“Een belangrijke stap voorwaarts.” Zo omschrijft Melle Mulder, voorzitter van de Stichting Nedersaksenlijn, de unanieme steun uit de Tweede Kamer om komend voorjaar afspraken te maken over de verdere financiering van het eerste deel van de geplande spoorlijn tussen Groningen en Twente.
De Tweede Kamer nam dinsdagmiddag een motie aan van ChristenUnie-Kamerlid Stieneke van de Graaf, waardoor de regering nu wordt verplicht om komend voorjaar met afspraken te komen over de Nedersaksenlijn. Daarnaast moet de regering een eigen onderzoek uitvoeren naar de heraanleg van het stuk spoor tussen Stadskanaal en Emmen. Naast grote aanpassingen tussen Stad en Veendam en Almelo en Emmen, is dit spoortraject één van de grotere projecten die noodzakelijk zijn voor de Nedersaksenlijn.
“Ik kan niet anders dan zeggen dat we meer dan hartstikke blij zijn met dit resultaat. Een unanieme Tweede Kamer helpt ons. We kunnen nu de volgende stappen zetten op weg naar de realisatie van de Nedersaksenlijn” aldus een uitgelaten Melle Mulder, voorzitter van de Stichting Nedersaksenlijn. “Specifiek ben ik blij met het verzoek richting de staatssecretaris voor het oppakken van de studie voor het baanvak Emmen-Ter Apel- Stadskanaal. Dit ging zelfs sneller dan ik verwacht had. En breder gesteund ook.”
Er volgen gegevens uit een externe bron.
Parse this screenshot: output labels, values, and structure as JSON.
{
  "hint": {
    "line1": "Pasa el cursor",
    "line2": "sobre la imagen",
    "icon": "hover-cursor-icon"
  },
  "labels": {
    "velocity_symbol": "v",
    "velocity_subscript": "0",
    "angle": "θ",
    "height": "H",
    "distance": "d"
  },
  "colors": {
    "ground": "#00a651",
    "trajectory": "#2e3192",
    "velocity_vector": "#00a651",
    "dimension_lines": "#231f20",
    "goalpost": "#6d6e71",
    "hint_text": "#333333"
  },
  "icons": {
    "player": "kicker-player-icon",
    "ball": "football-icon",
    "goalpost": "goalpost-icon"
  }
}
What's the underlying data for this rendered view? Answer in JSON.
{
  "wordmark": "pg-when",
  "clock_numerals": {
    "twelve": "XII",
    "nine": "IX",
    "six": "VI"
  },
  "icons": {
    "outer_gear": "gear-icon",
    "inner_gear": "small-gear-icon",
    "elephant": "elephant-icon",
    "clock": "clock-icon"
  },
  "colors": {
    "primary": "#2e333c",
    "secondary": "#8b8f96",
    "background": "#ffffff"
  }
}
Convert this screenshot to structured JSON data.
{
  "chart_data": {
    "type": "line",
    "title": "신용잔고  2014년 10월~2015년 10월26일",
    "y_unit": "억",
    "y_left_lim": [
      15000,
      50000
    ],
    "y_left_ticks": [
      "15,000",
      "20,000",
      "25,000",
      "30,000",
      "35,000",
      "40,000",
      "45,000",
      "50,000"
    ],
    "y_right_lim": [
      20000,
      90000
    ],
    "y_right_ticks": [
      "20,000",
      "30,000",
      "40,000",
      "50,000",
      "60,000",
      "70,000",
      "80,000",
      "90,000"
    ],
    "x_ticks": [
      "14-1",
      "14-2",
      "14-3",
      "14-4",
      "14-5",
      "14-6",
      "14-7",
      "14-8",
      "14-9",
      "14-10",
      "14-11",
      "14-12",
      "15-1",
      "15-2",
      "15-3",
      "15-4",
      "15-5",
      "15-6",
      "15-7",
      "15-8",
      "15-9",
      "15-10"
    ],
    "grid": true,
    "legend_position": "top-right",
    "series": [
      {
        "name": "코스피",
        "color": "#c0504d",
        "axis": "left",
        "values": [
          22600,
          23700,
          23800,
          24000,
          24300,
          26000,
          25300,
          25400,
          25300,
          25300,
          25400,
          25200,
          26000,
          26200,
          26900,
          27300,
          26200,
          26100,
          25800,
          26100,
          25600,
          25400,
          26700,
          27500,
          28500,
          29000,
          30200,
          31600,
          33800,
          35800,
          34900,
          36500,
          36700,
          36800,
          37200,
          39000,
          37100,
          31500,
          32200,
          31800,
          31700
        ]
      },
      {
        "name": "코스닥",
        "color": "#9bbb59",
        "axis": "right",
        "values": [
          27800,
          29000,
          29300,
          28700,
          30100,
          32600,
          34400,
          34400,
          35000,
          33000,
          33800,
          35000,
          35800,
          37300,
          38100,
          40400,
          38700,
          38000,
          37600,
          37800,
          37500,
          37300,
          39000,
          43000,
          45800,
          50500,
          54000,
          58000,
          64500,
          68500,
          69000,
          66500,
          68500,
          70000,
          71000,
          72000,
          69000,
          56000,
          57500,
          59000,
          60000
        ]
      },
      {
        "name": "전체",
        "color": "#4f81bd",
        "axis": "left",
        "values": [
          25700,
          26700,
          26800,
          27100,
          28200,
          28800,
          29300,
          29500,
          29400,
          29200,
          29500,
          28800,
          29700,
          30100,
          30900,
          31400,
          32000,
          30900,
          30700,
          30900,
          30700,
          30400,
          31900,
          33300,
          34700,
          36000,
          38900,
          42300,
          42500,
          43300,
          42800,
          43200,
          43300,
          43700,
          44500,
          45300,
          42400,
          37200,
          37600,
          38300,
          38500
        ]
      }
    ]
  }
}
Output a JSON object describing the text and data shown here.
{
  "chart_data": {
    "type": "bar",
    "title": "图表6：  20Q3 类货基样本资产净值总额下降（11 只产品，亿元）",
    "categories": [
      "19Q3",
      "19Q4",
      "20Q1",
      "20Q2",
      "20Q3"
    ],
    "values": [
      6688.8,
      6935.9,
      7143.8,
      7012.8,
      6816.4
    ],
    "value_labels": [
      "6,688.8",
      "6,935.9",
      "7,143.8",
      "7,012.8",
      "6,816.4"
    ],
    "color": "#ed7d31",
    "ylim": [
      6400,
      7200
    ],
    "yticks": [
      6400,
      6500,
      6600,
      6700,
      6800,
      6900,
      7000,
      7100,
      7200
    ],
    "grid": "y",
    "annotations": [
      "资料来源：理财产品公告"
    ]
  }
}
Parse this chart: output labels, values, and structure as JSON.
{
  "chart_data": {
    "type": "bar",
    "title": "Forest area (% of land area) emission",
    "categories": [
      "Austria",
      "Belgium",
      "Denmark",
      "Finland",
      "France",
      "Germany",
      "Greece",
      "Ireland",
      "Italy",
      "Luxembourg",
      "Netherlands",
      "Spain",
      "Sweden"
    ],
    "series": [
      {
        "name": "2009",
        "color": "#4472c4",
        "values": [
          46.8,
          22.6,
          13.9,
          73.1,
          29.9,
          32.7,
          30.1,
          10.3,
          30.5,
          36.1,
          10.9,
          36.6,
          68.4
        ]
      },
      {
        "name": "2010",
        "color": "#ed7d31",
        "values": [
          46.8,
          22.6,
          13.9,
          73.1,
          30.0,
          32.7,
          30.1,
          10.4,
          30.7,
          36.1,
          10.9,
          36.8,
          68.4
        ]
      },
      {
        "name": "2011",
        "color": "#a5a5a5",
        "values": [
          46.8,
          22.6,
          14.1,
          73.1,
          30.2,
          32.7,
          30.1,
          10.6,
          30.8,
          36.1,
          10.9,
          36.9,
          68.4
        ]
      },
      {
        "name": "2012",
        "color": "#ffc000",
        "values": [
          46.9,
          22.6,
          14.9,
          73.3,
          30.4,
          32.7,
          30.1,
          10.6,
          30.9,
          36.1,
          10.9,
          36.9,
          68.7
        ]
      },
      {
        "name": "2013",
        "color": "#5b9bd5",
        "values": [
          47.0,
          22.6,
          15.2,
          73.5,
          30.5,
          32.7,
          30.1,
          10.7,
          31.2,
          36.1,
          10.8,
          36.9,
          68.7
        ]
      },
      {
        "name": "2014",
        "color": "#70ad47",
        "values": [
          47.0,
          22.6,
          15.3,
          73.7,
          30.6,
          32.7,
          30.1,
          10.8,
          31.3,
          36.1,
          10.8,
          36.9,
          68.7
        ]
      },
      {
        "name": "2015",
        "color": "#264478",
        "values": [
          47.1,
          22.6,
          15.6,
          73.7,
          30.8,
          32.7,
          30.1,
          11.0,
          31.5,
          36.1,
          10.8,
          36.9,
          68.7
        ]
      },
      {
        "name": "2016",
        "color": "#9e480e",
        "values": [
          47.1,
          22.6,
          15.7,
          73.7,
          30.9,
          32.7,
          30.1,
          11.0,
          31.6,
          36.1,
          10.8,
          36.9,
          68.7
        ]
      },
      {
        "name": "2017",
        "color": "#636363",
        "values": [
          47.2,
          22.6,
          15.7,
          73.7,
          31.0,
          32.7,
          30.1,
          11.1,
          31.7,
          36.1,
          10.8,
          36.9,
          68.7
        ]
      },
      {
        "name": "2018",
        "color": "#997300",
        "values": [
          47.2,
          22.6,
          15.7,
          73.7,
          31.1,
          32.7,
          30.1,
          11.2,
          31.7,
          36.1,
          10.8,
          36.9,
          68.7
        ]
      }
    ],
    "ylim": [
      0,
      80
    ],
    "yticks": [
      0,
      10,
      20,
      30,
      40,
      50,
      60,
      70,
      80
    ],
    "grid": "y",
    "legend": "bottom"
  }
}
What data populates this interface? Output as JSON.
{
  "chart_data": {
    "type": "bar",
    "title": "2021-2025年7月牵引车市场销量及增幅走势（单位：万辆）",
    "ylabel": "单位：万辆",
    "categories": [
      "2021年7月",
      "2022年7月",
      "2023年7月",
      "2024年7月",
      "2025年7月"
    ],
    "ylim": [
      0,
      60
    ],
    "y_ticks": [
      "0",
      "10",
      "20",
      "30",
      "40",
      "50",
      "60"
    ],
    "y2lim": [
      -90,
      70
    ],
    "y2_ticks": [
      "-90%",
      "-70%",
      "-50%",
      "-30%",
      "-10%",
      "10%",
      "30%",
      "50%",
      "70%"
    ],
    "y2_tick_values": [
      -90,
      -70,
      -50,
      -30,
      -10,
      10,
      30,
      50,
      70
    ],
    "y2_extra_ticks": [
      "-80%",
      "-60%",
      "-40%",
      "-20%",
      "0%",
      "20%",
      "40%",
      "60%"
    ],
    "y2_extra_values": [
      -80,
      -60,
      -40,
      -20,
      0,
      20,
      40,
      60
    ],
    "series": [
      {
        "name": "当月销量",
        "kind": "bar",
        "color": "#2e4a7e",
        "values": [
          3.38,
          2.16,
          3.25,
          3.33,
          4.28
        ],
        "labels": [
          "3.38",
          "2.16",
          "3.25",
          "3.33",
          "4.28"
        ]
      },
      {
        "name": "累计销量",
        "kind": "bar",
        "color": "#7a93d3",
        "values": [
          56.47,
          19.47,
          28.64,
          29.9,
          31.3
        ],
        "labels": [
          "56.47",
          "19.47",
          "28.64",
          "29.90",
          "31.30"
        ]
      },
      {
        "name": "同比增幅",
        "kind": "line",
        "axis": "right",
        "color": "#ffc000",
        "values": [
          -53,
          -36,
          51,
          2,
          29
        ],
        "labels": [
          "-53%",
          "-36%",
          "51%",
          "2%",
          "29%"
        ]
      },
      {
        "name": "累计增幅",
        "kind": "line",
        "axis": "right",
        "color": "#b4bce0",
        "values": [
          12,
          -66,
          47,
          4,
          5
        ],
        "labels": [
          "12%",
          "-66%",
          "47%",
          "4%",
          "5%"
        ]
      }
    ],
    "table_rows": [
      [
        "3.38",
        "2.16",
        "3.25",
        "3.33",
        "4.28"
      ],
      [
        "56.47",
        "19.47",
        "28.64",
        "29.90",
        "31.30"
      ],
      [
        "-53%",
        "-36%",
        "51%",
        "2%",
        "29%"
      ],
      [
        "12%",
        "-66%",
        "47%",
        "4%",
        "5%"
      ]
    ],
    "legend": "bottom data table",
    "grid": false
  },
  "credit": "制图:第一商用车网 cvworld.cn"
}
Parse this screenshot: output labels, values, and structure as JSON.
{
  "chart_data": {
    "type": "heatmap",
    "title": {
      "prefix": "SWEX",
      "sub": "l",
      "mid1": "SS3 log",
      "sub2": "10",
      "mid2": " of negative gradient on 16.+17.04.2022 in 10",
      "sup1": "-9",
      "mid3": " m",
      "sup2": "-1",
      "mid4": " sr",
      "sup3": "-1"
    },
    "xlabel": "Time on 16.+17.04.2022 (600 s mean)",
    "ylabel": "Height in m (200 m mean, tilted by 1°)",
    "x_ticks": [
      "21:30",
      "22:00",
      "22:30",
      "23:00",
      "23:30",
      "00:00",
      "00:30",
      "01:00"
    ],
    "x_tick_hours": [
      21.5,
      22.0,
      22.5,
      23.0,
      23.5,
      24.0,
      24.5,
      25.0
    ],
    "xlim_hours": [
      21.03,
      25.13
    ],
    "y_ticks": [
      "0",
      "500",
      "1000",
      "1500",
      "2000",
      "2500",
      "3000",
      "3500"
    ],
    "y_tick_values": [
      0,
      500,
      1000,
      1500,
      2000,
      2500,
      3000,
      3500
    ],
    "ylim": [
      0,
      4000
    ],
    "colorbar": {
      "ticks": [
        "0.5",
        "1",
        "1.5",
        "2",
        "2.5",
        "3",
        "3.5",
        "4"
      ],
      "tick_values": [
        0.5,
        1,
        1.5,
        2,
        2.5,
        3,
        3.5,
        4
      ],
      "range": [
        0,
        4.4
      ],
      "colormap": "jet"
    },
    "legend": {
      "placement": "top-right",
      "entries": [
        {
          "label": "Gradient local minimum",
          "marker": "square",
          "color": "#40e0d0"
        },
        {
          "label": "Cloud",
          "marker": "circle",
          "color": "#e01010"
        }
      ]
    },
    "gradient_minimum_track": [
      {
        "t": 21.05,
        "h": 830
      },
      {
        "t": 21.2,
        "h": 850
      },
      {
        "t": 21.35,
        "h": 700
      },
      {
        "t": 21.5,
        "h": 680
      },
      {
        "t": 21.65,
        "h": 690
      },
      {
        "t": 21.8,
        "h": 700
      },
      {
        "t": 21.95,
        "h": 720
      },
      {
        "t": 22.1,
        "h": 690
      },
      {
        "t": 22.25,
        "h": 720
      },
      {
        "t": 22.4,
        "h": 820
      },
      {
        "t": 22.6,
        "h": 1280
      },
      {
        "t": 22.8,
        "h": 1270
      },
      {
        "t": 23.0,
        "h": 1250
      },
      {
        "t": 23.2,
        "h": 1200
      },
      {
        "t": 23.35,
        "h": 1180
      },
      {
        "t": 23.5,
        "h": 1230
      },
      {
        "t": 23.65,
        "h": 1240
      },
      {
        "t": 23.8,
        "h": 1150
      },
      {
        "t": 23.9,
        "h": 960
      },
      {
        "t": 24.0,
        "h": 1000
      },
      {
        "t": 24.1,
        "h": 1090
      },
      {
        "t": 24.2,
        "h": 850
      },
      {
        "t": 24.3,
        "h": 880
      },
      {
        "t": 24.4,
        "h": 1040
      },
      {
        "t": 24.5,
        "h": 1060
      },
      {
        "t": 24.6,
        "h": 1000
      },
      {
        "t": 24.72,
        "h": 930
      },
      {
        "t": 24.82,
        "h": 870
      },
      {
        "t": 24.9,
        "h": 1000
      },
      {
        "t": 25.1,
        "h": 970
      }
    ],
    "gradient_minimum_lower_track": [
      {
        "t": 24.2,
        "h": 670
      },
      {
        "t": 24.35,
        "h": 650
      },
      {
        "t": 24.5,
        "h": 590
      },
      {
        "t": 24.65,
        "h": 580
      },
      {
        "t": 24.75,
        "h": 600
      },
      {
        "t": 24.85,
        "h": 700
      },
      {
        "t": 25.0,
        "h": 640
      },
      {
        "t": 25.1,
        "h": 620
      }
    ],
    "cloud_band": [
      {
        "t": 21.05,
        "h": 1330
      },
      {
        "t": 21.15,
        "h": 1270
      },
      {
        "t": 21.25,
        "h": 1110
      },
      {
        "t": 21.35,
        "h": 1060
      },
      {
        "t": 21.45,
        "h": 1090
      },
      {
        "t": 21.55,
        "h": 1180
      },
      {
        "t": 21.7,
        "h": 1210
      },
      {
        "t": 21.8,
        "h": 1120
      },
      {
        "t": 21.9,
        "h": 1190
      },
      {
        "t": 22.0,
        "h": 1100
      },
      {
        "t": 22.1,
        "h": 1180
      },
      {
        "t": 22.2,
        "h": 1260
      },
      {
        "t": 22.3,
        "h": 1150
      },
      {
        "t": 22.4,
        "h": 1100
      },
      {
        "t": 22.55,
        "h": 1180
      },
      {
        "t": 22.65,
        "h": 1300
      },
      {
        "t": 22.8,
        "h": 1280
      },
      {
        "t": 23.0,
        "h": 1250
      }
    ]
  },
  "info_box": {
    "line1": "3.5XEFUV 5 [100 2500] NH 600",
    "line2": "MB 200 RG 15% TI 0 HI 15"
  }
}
Maar Mulder benadrukt dat het slecht gaat om één hobbel die is overwonnen: “We zijn er nog niet. We moeten nadrukkelijk aan de bal blijven om nu het tempo er in te houden en het Rijk helpen waar we kunnen.”
Samen met de provincies Groningen en Drenthe en het Duitse Graafschap Bentheim was de stichting vorige maand één van de indienende partijen van een zogenaamd ‘bidbook’ voor de Nedersaksenlijn. Daarin vroegen de samenwerkende partijen het Kabinet en de Kamer om de helft van de eerste 115 miljoen euro voor het traject tussen Stadskanaal en Emmen op tafel te leggen. Mulder ziet de aangenomen motie van dinsdag dan ook als loon naar werk: “Het laat zien waar je kunt komen, wanneer je als grensoverschrijdende regio’s goed verbonden bent, een gezamenlijk doel hebt. De staatssecretaris heeft ons keer op keer uitgedaagd om als regio in actie te komen rond de Nedersaksenlijn. En dat hebben we gedaan en blijven we doen.”